Nearly 200 asylum seekers in New Brunswick who were bused to the province from the now-closed border crossing at Roxham Road are struggling to find help as they navigate the labyrinthine Canadian immigration system.
With just a single refugee legal clinic in a province that dealt with only 30 asylum claimants in 2022, many of the 187 recently-arrived men, women and children are trying to fill out complicated forms without sound advice. It’s a task made even harder because most aren’t proficient in either of Canada’s two official languages.
The New Brunswick Refugee Clinic is run by law student Olivia Huynh, who serves as both executive director and the sole full-time staff member. The province itself does not provide legal assistance for immigration and refugee cases, meaning asylum seekers have to either go through Ms. Huynh or hire a private lawyer.
Ms. Huynh said the organization is helping migrants fill out forms and holding instructional presentations, but it lacks the capacity to offer personalized consultations for every case.
“Some of them, after the presentations, did end up finding a private lawyer, but the majority of them are not able to afford a private lawyer and there are no legal aid certificates for refugee claims in New Brunswick,” she said. “There’s no other organization at the moment that can provide them with legal services.”

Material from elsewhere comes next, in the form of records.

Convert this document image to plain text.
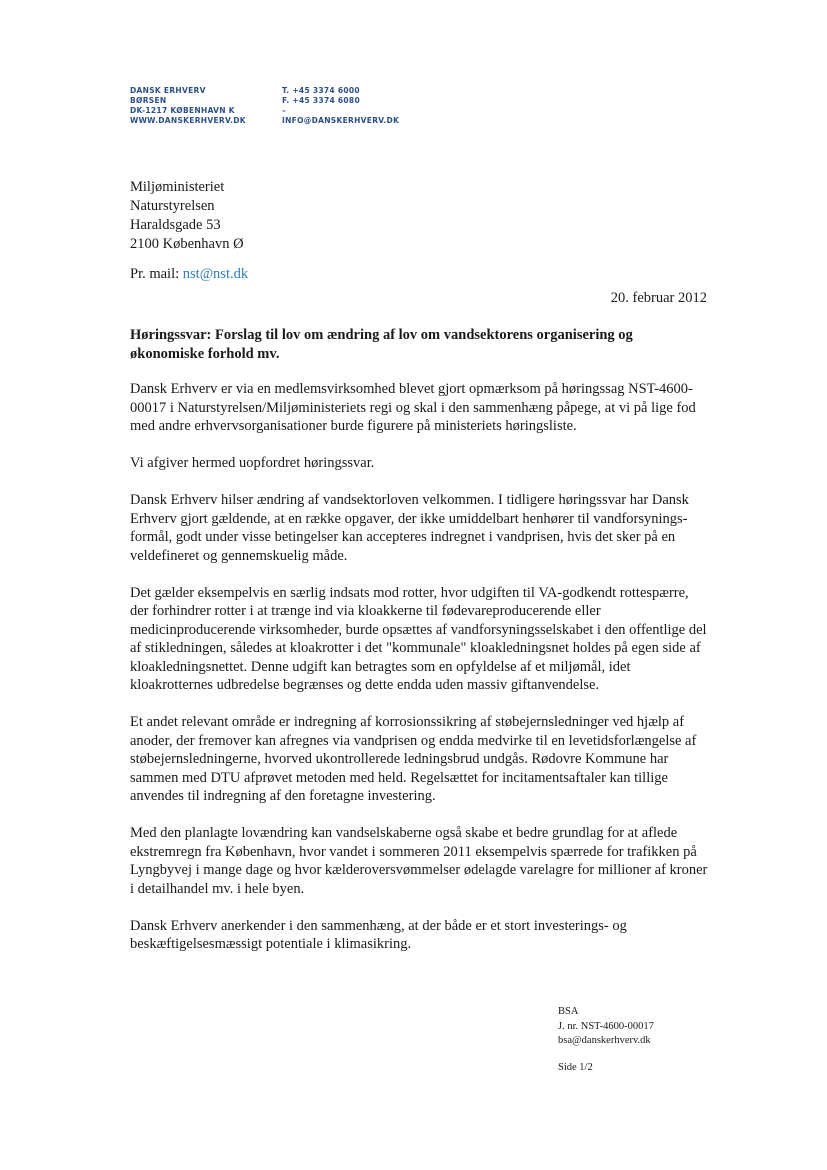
DANSK ERHVERV
BØRSEN
DK-1217 KØBENHAVN K
WWW.DANSKERHVERV.DK
T. +45 3374 6000
F. +45 3374 6080
–
INFO@DANSKERHVERV.DK
Miljøministeriet
Naturstyrelsen
Haraldsgade 53
2100 København Ø
Pr. mail: nst@nst.dk
20. februar 2012
Høringssvar: Forslag til lov om ændring af lov om vandsektorens organisering og økonomiske forhold mv.

Dansk Erhverv er via en medlemsvirksomhed blevet gjort opmærksom på høringssag NST-4600-00017 i Naturstyrelsen/Miljøministeriets regi og skal i den sammenhæng påpege, at vi på lige fod med andre erhvervsorganisationer burde figurere på ministeriets høringsliste.

Vi afgiver hermed uopfordret høringssvar.

Dansk Erhverv hilser ændring af vandsektorloven velkommen. I tidligere høringssvar har Dansk Erhverv gjort gældende, at en række opgaver, der ikke umiddelbart henhører til vandforsynings-formål, godt under visse betingelser kan accepteres indregnet i vandprisen, hvis det sker på en veldefineret og gennemskuelig måde.

Det gælder eksempelvis en særlig indsats mod rotter, hvor udgiften til VA-godkendt rottespærre, der forhindrer rotter i at trænge ind via kloakkerne til fødevareproducerende eller medicinproducerende virksomheder, burde opsættes af vandforsyningsselskabet i den offentlige del af stikledningen, således at kloakrotter i det "kommunale" kloakledningsnet holdes på egen side af kloakledningsnettet. Denne udgift kan betragtes som en opfyldelse af et miljømål, idet kloakrotternes udbredelse begrænses og dette endda uden massiv giftanvendelse.

Et andet relevant område er indregning af korrosionssikring af støbejernsledninger ved hjælp af anoder, der fremover kan afregnes via vandprisen og endda medvirke til en levetidsforlængelse af støbejernsledningerne, hvorved ukontrollerede ledningsbrud undgås. Rødovre Kommune har sammen med DTU afprøvet metoden med held. Regelsættet for incitamentsaftaler kan tillige anvendes til indregning af den foretagne investering.

Med den planlagte lovændring kan vandselskaberne også skabe et bedre grundlag for at aflede ekstremregn fra København, hvor vandet i sommeren 2011 eksempelvis spærrede for trafikken på Lyngbyvej i mange dage og hvor kælderoversvømmelser ødelagde varelagre for millioner af kroner i detailhandel mv. i hele byen.

Dansk Erhverv anerkender i den sammenhæng, at der både er et stort investerings- og beskæftigelsesmæssigt potentiale i klimasikring.

BSA
J. nr. NST-4600-00017
bsa@danskerhverv.dk
Side 1/2
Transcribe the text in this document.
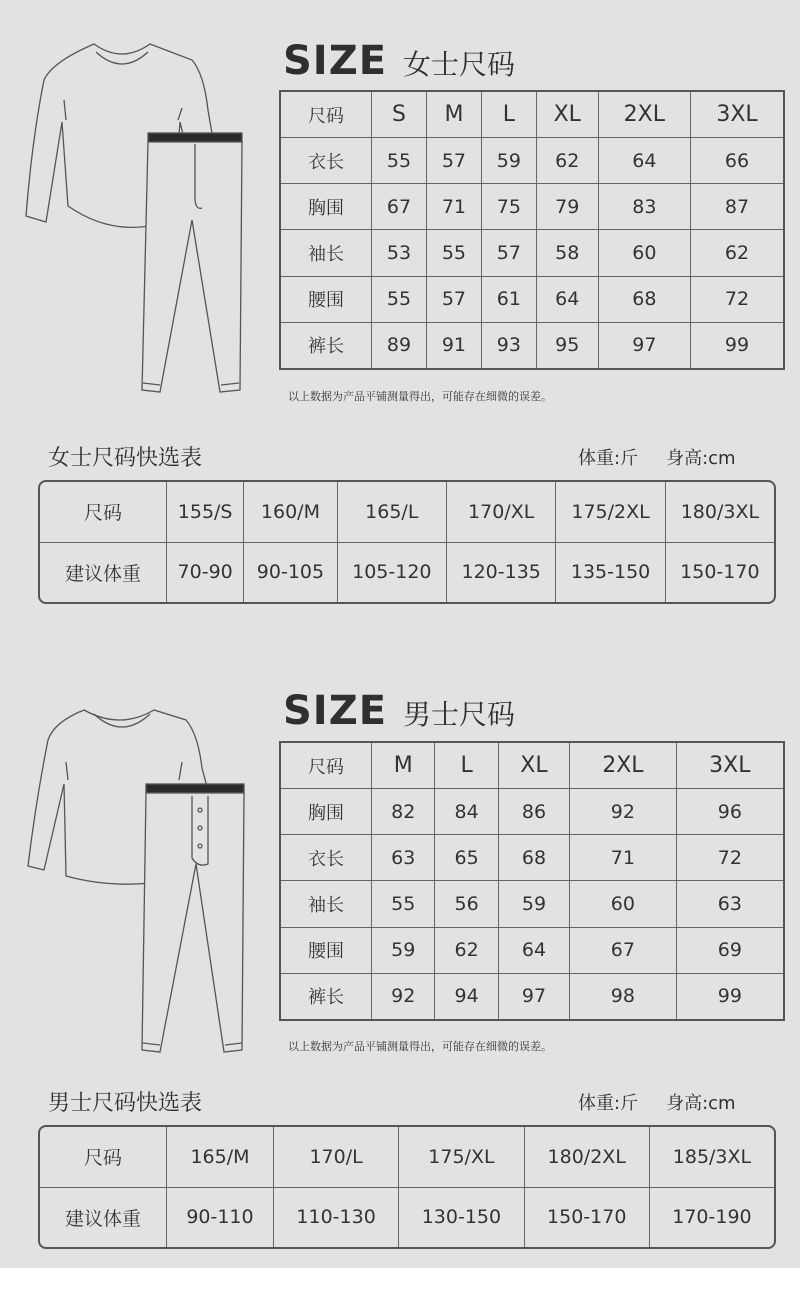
SIZE 女士尺码
尺码	S	M	L	XL	2XL	3XL
衣长	55	57	59	62	64	66
胸围	67	71	75	79	83	87
袖长	53	55	57	58	60	62
腰围	55	57	61	64	68	72
裤长	89	91	93	95	97	99
以上数据为产品平铺测量得出，可能存在细微的误差。
女士尺码快选表	体重:斤 身高:cm
尺码	155/S	160/M	165/L	170/XL	175/2XL	180/3XL
建议体重	70-90	90-105	105-120	120-135	135-150	150-170
SIZE 男士尺码
尺码	M	L	XL	2XL	3XL
胸围	82	84	86	92	96
衣长	63	65	68	71	72
袖长	55	56	59	60	63
腰围	59	62	64	67	69
裤长	92	94	97	98	99
以上数据为产品平铺测量得出，可能存在细微的误差。
男士尺码快选表	体重:斤 身高:cm
尺码	165/M	170/L	175/XL	180/2XL	185/3XL
建议体重	90-110	110-130	130-150	150-170	170-190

Immigration, Refugees and Citizenship Canada started transferring migrants to provinces such as Ontario, Nova Scotia and New Brunswick to alleviate the influx of thousands of people arriving in Quebec through the irregular border crossing at Roxham Road, which was closed just over a month ago. While the federal government provides the New Brunswick migrants with hotel rooms and three meals a day, there is little other help in navigating the system.
As of April, 2023, the clinic has reviewed the claims of 40 families, according to David Kelly, communications officer with the government of New Brunswick. He said the province is also funding another full-time lawyer for the refugee clinic, who will most likely start working in mid-May.
“The province, meanwhile, is providing funding to support the clinic until federal funding can be accessed to ensure New Brunswick has the appropriate levels of services to support the influx of asylum claimants,” said Mr. Kelly in a statement.
The Globe and Mail contacted the federal Immigration Department but was told nobody could comment with the ongoing public service strike.
One refugee claimant, a 24-year-old man from Venezuela, came to Canada more than two months ago, fleeing persecution. The Globe is not using his name because of the risk of reprisals if he is deported and returned to his home country. He first sought refuge in Colombia, only to encounter xenophobia and ill treatment. He then made the long, arduous journey from Central America to Mexico, before eventually navigating through the United States to Canada through Roxham Road.
“There is no future in Venezuela,” he said in Spanish. “Here in Canada, I see myself in the future having a kid who won’t go through everything I went through.”
When he arrived in Quebec, he said he was put on a bus without anyone properly explaining to him where he was going – which is how he ended up in New Brunswick.
Upon arrival, he was instructed to fill out a form. He does not speak English, so he was unsure about his answers.
“I’m afraid they might deport me for a process I did wrong without really knowing what I was doing,” he said.
The language barrier is one of the most difficult issues for the New Brunswick legal clinic. Interpreters are mostly volunteers provided by the Multicultural Association of Fredericton, but Ms. Huynh said it is difficult to get help on short notice.
“Even though the volunteers have been really amazing and dedicated, they also have full-time jobs and they have other commitments,” she said. “They can’t be in the hotels 40 hours a week.”
Aditya Rao, a human rights lawyer and member of the Madhu Verma Migrant Justice Centre, a human rights organization in the Atlantic provinces, sent a joint letter with the Atlantic Human Rights Centre and Amnesty International to federal Immigration Minister Sean Fraser raising concerns about the situation in the province.
The groups stressed the importance of legal representation as the refugee status process is intricate, such as providing proof of the person’s travel history and reasons for escaping their home countries.
“The federal government, when they transferred refugee claimants to New Brunswick, they should have also thought about what sort of support they would have received after arriving,” Mr. Rao said in an interview.